In all, Sipi has made sure never to let her UC detract from her life, even to the extent of going to work every single day during one of her most recent flares. While this meant having doctors often reproach her for “doing too much” and expressing shock that she was “living the life that she was living”, Sipi is proud to live every day without letting a chronic illness control her life. “There’s nothing I limit myself from due to my UC,” Sipi explained, “but there are a lot of things I have to do so that I can still live life”. With continuing to take part in the things she loves, such as going out to dinner with family or going on vacations with friends, Sipi has learned to always be prepared.

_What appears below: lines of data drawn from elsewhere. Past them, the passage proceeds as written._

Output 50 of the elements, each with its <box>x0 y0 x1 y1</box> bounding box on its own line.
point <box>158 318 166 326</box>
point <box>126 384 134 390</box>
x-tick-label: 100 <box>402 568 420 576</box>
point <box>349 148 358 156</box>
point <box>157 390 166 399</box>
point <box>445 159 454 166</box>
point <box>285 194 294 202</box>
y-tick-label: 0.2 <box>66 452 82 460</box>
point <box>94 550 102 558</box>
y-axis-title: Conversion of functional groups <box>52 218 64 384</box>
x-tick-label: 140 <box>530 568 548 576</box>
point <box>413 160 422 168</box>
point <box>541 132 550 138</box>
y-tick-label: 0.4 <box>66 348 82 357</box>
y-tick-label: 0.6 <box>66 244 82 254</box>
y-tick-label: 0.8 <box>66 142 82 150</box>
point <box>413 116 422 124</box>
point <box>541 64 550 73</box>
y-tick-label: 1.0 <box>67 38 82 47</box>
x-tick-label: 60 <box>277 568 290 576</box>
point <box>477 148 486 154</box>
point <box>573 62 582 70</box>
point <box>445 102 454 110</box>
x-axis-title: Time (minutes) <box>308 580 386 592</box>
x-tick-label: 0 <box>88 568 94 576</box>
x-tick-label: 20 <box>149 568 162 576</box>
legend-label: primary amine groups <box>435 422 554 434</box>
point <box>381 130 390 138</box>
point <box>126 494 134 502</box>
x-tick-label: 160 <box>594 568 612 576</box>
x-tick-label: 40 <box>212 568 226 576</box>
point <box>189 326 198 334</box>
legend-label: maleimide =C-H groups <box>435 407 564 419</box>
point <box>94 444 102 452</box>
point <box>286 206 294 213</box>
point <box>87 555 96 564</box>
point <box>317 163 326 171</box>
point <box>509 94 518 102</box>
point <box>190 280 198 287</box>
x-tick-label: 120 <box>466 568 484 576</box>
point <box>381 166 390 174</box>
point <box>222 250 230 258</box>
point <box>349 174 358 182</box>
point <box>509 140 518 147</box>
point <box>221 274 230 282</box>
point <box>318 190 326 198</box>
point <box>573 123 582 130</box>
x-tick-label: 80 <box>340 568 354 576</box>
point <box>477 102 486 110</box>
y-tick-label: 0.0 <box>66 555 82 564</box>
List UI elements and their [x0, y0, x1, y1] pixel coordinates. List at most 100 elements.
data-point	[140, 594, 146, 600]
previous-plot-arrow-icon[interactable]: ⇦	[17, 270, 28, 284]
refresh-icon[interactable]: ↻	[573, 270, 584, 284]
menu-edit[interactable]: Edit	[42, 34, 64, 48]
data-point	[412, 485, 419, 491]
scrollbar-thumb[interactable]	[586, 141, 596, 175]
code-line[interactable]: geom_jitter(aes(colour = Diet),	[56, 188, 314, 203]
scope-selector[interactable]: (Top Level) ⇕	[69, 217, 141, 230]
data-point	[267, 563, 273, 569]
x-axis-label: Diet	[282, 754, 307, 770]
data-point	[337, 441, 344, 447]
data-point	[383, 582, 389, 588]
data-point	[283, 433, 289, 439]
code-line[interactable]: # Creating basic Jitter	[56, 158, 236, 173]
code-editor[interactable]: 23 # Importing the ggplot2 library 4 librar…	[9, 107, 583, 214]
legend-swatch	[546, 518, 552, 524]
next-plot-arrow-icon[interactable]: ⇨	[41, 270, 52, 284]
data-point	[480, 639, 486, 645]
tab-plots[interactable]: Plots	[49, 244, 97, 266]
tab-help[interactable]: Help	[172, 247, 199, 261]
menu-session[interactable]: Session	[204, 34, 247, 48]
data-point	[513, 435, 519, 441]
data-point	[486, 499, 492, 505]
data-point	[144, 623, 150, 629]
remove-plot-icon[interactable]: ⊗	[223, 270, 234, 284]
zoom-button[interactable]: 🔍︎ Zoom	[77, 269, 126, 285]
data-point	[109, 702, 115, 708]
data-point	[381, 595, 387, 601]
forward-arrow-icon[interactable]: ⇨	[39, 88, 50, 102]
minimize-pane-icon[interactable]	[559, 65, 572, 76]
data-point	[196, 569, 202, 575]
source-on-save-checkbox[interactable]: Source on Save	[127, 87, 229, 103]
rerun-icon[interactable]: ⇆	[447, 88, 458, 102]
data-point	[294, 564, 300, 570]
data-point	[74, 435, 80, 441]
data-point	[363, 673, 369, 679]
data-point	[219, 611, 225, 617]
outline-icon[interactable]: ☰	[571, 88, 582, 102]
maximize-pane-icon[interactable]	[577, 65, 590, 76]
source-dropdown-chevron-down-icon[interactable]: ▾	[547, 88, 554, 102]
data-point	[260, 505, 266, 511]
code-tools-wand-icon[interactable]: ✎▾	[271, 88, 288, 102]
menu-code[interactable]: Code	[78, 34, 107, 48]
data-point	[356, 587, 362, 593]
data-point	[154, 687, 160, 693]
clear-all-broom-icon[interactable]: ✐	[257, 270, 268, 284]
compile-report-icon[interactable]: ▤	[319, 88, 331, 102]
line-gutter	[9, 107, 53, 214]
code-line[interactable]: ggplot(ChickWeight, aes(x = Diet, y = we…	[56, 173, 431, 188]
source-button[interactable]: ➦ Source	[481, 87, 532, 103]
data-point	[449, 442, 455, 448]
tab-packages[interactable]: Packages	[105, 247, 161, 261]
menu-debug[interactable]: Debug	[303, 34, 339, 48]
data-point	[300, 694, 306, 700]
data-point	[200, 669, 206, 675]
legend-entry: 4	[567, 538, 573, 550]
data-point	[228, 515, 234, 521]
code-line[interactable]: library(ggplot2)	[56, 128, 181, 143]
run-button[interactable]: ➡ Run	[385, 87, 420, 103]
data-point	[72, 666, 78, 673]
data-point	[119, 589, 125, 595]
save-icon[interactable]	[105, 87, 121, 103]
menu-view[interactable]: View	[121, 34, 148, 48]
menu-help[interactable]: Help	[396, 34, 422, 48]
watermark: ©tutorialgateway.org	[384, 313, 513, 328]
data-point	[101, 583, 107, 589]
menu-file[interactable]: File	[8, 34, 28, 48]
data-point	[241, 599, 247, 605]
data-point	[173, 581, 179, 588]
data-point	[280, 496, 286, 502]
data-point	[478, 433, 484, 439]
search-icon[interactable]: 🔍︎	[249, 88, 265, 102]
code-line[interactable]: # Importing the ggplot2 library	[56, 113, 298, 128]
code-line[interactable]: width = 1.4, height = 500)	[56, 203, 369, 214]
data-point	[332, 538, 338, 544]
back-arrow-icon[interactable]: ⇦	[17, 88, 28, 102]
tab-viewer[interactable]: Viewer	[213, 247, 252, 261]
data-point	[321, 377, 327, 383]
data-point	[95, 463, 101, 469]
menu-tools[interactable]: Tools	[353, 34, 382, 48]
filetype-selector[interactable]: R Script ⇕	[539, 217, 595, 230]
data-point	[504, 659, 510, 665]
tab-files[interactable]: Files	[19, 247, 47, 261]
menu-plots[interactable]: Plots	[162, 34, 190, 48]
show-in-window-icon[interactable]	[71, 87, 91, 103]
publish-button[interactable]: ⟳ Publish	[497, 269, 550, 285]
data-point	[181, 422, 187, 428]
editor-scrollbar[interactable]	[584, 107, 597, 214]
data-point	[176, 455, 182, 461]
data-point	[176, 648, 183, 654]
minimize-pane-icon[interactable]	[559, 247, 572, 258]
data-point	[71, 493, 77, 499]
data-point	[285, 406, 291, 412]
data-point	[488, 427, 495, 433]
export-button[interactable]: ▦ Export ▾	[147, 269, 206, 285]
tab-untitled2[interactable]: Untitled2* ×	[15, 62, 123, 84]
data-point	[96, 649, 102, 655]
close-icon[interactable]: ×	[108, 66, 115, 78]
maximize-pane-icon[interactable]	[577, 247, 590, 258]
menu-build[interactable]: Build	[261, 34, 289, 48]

She has learned to always keep an extra packet of underwear in her desk drawer at work and a shawl on her chair, and to keep wipes, toilet paper, and an extra change of clothes in her car in case of a spontaneous flare-up. Yet, even so, Sipi maintains that UC is not something that can ever be fully managed or totally planned for. Accordingly, Sipi believes that living with ulcerative colitis has made her more empathetic and understanding of people who live with all sorts of conditions, be it illnesses or other dynamics. People all around us live with and thrive despite all sorts of circumstances. As Sipi emphasized, we should not judge others, as one “never knows what it’s like to live in somebody else’s shoes.”